The point I've been making remains the same. All Christians should be of one heart and one soul; that is, they all should be in fellowship. "Now I plead with you, brethren, by the name of our Lord Jesus Christ, that you all speak the same thing, and that there be no divisions among you, but that you be perfectly joined together in the same mind and in the same judgment" (I Corinthians 1:10). Because that fellowship exists, we see it expressed in various ways of sharing everything we have in common with those of like mind. The sharing of things always occurs after the sharing of the heart and mind.

But it can't go the other way. You can't share things to create a fellowship. That was Paul's point in II Corinthians 6: "Do not be unequally yoked together with unbelievers. For what fellowship has righteousness with lawlessness? And what communion has light with darkness? And what accord has Christ with Belial? Or what part has a believer with an unbeliever? And what agreement has the temple of God with idols? For you are the temple of the living God. As God has said: 'I will dwell in them And walk among them. I will be their God, And they shall be My people'" (II Corinthians 6:14-16). Doing things jointly with people with whom you don't have the same mind and the same heart will not create a fellowship. The true danger is that it can corrupt your ideas. "Do not be deceived: 'Evil company corrupts good habits'" (I Corinthians 15:33). A fellowship might evolve but by Christians returning to the world of wickedness.

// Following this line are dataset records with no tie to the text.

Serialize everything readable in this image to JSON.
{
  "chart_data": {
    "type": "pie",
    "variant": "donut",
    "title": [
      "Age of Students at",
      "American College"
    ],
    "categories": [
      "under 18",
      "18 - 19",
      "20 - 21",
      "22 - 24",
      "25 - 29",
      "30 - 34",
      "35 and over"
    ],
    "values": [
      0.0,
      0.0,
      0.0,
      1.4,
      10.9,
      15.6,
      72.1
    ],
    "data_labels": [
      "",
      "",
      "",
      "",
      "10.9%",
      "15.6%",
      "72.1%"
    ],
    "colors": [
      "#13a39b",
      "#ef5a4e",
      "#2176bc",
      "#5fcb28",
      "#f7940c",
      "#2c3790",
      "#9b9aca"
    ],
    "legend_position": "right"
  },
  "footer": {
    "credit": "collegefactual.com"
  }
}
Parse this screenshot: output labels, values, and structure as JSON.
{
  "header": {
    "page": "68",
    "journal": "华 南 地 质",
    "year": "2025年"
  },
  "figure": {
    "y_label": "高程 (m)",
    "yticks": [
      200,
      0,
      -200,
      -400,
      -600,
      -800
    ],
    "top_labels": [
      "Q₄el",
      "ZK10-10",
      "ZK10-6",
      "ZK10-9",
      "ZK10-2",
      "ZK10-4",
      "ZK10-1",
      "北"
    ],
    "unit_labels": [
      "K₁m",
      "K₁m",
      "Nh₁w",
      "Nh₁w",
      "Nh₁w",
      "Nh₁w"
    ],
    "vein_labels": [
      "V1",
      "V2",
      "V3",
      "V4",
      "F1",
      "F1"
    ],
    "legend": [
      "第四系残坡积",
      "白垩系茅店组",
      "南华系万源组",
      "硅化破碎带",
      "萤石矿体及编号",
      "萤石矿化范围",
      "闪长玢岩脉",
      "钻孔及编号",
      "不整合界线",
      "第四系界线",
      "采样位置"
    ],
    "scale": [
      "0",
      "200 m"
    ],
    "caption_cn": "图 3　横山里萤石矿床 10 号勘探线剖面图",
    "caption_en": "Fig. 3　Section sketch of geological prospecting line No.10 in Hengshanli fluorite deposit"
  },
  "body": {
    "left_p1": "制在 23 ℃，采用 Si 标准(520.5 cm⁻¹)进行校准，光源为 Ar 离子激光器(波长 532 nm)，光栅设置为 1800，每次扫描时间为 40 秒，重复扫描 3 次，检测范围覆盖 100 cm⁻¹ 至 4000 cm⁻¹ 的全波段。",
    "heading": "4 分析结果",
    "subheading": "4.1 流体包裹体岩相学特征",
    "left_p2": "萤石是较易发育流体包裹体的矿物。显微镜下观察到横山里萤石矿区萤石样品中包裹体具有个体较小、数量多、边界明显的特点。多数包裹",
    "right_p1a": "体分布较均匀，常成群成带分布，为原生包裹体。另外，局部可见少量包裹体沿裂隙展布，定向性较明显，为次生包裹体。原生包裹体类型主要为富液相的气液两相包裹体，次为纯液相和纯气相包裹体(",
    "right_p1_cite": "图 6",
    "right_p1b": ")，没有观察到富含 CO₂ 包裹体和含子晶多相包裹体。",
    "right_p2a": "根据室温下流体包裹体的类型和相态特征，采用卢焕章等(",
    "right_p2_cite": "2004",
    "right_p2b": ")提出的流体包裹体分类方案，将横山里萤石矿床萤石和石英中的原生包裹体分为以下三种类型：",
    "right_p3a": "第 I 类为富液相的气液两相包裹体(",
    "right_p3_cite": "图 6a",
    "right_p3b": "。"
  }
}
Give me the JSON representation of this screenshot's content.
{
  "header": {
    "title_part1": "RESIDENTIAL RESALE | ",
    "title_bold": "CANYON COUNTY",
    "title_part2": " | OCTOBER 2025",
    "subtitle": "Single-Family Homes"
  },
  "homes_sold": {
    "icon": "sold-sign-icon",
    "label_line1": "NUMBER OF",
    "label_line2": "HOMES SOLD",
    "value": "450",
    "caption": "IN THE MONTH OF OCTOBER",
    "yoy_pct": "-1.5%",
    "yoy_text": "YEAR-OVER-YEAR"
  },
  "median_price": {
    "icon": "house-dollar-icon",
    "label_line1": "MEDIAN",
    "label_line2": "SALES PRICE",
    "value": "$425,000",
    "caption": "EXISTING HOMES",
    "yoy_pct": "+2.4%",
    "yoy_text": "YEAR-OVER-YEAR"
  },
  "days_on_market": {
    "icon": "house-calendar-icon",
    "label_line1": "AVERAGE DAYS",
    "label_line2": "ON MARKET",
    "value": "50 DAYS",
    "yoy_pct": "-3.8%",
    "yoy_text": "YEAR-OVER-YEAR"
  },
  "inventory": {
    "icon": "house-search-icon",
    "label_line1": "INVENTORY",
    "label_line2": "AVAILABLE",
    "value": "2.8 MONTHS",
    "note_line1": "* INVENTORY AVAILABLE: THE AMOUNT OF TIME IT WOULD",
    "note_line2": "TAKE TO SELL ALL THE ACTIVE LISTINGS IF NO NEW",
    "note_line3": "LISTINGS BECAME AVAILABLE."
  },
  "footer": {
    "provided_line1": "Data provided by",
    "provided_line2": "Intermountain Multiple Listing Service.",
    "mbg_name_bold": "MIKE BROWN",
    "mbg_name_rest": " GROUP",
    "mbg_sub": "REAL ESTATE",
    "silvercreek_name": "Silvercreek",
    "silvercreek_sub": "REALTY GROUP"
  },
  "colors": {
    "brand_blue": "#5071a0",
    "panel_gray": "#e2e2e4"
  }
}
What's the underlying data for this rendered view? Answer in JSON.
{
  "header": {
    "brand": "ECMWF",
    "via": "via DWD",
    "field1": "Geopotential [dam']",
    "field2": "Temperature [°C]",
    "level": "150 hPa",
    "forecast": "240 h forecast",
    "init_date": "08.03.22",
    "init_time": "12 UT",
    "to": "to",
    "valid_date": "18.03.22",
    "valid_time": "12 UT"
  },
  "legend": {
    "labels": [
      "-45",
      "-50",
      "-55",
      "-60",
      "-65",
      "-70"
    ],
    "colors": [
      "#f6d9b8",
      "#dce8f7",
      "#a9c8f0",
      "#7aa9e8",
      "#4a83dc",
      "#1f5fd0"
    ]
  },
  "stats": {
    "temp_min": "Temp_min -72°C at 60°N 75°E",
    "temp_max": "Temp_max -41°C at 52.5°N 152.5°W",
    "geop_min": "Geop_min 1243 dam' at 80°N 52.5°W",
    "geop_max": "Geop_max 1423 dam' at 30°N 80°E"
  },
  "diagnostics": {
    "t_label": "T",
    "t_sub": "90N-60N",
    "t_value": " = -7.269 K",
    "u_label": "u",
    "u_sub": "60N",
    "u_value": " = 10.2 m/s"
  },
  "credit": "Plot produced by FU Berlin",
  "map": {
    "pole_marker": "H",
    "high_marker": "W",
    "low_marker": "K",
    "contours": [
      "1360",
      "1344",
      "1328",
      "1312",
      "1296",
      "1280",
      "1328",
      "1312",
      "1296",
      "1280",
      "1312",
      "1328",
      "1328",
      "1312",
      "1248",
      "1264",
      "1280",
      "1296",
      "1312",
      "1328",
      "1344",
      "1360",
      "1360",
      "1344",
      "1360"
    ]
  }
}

What has happened over the years is an attitude that if we set people down for meals together, we can make them have fellowship with each other. It is generally what people have in mind when creating "fellowship halls." It is toward this idea that I've been addressing. It is backward. The church is told to create fellowship between Christians through the teaching of the Gospel. Those in fellowship then share things together, though the church isn't necessarily involved in all demonstrations of commonality. As a matter of fact, the church is not the place for common meals. "What! Do you not have houses to eat and drink in? Or do you despise the church of God and shame those who have nothing? What shall I say to you? Shall I praise you in this? I do not praise you. ... But if anyone is hungry, let him eat at home, lest you come together for judgment" (I Corinthians 11:22, 34). But we find people trying to wiggle out of this by claiming they are providing "fellowship" through the meals. God didn't give the church such a command and it misses the point about what is fellowship.